Categories
Uncategorized

Psychological safety

This post on Eye Tracking Update mentions some recent research on how people in groups signal each other to negotiate whose turn it is to speak. The cues people use to signal conversational turn-taking are subtle: eye contact, a tilt of the head, a slight change in pitch. Many people use these signals automatically, without any conscious awareness of how they’re being received.  Even when an individual’s signals are extended to everyone in a group, those reading the signals may not perceive them in the same ways, since people have different speech styles (based on gender, ethnicity, whether they have issues like asperger’s/autism or social phobia, the area they’re from, past and current peer groups, and on and on).

People with more power in a group situation, especially, tend to have more influence on the conversational rhythm.  Perhaps managers who consciously try to use turn-taking signals inclusively and who pay attention to how they’re being read can do a better job of creating settings in which a diverse group of people feels welcome to provide input.  Even though turn-taking signals are subtle, their effects are strong.  Most of us have a pretty clear sense of when we might be interrupting or when someone else is interrupting, even if we’re not aware of the signals that underlie that sense.

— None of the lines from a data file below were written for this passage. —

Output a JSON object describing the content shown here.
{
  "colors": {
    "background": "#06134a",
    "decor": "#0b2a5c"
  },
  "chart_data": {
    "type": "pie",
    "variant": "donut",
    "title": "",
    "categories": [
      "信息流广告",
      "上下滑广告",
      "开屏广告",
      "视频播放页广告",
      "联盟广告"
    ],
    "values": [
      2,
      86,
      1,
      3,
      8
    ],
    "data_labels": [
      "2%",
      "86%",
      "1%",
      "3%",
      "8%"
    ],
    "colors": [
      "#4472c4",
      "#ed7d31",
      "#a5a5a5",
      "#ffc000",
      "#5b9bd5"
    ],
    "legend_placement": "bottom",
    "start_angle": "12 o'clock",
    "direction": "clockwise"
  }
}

*********************************
*Paper the post refers to is here (pdf).

They have some stuff in there about human-machine interfaces too.  Which reminds me… it’s sort of weird how often I’ve ended up thinking about turn-taking signals while doing various group assignments and interviews this semester: Like, when you’re used to interviewing people in person, how do you manage the flow of an audio-only interview?  What happens when one person in a group interview sits at the end of the conference table where the interviewers can’t make eye contact with that person?  Why is it that in some groups a particular subset of people do most of the talking?  Etc.